Reputation: 157
I am making a Snakefile
for data analysis. the extension of my raw data is .RCC. for example the first input file I have is: CF30207_01.RCC.
and the script I am running on the data is QC.py
. Looking at the tutorial, I have made the following snakefile:
SAMPLES = ["CF30207_01",
"CF30212_06",
"CF30209_03",
"CF30213_07",
"CF30211_05",
"CF30214_08"]
rule all:
input:
expand('{sample}.RCC', sample=SAMPLES)
rule QC:
input:
rc = '/home/snakemaker/{sample}.RCC'
output:
'{sample}.pdf'
"quality_control.csv"
shell:
"python3 QC.py"
but I got the following errors:
./Snakefile: line 1: SAMPLES: command not found
./Snakefile: line 2: CF30212_06,: command not found
./Snakefile: line 3: CF30209_03,: command not found
./Snakefile: line 4: CF30213_07,: command not found
./Snakefile: line 5: CF30211_05,: command not found
./Snakefile: line 6: CF30214_08]: command not found
./Snakefile: line 8: rule: command not found
./Snakefile: line 9: input:: command not found
./Snakefile: line 10: syntax error near unexpected token `'{sample}.RCC','
./Snakefile: line 10: ` expand('{sample}.RCC', sample=SAMPLES)'
but I followed exactly the same structures. do you guys know how I can fix the problem is with this snakefile?
Upvotes: 0
Views: 426
Reputation: 2079
Welcome to snakemake! You have a good start, but couple of other notes on your snakefile.
rule all:
input:
expand('{sample}.RCC', sample=SAMPLES)
The rule all should request the final outputs of your workflow, not the inputs. These are the files you are requesting to be made. Change the input to:
expand('{sample}.pdf', sample=SAMPLES)
For the QC rule, it doesn't seem like you are passing the input/output files to the QC.py script. If you have command line arguments in that function, you can add them like:
"python3 QC.py --input {input.rc} --output {output[0]}"
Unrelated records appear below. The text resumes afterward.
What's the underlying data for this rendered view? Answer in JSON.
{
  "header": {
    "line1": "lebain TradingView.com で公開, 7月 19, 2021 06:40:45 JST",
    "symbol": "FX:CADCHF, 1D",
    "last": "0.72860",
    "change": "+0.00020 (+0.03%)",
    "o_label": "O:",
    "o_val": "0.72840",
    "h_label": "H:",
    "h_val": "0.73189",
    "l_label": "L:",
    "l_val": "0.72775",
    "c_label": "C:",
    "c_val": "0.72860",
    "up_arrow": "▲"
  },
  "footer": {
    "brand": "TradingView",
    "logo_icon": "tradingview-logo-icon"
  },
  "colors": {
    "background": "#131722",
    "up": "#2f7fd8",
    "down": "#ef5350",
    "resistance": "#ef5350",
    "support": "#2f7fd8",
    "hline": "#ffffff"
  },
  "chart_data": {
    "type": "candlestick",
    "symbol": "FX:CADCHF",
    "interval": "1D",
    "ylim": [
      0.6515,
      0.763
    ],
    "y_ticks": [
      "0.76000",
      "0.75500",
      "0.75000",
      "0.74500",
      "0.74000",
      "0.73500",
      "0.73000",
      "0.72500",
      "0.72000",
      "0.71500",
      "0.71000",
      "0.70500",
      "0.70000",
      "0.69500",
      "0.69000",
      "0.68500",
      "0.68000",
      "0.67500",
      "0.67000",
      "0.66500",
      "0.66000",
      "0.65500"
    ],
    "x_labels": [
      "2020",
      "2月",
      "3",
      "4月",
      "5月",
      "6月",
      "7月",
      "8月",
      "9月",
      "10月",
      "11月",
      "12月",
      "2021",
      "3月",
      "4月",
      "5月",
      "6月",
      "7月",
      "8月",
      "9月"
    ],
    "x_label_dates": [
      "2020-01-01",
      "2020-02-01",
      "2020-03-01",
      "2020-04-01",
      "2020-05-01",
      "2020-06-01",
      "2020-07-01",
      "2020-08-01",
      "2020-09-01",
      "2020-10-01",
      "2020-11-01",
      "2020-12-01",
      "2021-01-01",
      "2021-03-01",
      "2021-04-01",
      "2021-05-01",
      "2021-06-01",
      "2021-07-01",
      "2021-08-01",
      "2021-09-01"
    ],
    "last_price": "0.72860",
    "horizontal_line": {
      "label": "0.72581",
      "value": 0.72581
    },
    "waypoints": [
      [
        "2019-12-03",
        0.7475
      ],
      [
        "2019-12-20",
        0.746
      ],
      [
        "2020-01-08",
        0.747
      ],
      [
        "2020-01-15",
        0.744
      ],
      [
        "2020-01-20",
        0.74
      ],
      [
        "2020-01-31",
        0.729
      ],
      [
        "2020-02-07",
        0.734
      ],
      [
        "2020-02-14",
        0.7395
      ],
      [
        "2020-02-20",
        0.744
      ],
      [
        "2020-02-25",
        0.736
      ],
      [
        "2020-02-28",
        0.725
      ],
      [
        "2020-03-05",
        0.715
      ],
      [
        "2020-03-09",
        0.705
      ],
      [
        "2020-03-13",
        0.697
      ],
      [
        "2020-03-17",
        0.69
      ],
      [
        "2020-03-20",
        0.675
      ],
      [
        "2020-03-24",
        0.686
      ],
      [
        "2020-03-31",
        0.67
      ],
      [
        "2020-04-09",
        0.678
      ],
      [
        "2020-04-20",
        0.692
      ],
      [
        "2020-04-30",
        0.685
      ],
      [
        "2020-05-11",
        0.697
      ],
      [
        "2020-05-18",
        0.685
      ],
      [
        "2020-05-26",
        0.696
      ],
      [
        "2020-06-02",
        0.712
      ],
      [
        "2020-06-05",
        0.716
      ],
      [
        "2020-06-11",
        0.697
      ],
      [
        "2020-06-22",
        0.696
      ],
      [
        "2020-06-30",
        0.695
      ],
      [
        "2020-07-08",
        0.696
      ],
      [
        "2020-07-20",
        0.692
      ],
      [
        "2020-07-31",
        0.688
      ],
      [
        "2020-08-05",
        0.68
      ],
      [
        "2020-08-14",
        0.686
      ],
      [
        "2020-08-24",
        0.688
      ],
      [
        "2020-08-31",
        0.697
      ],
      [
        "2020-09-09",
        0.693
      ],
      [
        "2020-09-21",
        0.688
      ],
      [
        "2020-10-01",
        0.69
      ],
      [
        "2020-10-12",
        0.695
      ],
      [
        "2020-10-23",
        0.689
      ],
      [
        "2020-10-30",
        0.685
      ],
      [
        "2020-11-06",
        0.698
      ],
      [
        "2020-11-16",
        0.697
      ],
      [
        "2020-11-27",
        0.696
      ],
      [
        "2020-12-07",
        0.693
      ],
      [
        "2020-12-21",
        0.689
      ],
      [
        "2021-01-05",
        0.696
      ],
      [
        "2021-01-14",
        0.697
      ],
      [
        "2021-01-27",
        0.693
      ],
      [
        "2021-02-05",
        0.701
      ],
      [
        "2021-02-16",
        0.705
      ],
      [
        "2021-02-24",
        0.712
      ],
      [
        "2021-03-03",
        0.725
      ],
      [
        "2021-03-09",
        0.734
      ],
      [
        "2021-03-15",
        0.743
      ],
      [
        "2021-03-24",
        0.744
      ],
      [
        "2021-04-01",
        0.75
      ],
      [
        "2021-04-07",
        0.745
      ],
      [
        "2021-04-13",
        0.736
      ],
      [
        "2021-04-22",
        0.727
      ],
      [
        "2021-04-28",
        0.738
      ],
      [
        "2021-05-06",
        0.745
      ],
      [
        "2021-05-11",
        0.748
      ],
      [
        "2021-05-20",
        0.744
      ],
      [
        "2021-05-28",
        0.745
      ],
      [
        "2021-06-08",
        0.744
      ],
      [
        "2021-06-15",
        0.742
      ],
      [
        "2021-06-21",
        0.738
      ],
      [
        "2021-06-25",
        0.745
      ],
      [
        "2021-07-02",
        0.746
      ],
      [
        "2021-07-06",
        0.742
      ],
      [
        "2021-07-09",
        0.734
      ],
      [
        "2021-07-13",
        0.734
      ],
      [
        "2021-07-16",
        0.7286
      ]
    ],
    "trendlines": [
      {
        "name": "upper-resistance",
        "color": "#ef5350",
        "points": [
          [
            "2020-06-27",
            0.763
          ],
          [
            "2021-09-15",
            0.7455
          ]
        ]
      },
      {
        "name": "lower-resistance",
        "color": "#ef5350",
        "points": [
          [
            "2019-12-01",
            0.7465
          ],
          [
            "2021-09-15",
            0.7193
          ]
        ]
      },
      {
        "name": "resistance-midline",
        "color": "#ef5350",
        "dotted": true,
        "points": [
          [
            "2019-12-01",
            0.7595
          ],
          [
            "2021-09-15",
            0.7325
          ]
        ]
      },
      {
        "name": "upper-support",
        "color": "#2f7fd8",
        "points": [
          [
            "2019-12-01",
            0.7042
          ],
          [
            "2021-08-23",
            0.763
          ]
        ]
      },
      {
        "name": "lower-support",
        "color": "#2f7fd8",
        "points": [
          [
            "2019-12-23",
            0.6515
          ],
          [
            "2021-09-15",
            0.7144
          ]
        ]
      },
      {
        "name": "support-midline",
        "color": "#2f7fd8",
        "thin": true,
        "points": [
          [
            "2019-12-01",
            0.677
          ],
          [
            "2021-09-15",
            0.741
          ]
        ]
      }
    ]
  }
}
Alternatively you can pass QC.py to the script directive and use snakemake.input[0]
, etc to access the files in your python code.
Within the output
output:
'{sample}.pdf'
"quality_control.csv"
You need to add a comma between the files to make them a list. Also note that every sample will output to the same quality_control.csv
. At best this will overwrite and only keep the last sample, if you have multithreading you may have an error in your python code. You may want something like:
output:
'{sample}.pdf',
'quality_control_{sample}.csv'
If your QC code actually appends to quality_control, you can instead force a single execution at a time for that rule with custom resources
A good test for new snakefiles is to run snakemake -nq
to make sure the file syntax is ok and you have the expected number of rules queued up.
Upvotes: 2
Reputation: 9062
I guess you are executing the snakefile script itself as ./Snakefile
. Instead, you should do
snakemake -s /path/to/Snakefile
Or just snakemake
if the Snakefile is in the current directory.
Upvotes: 2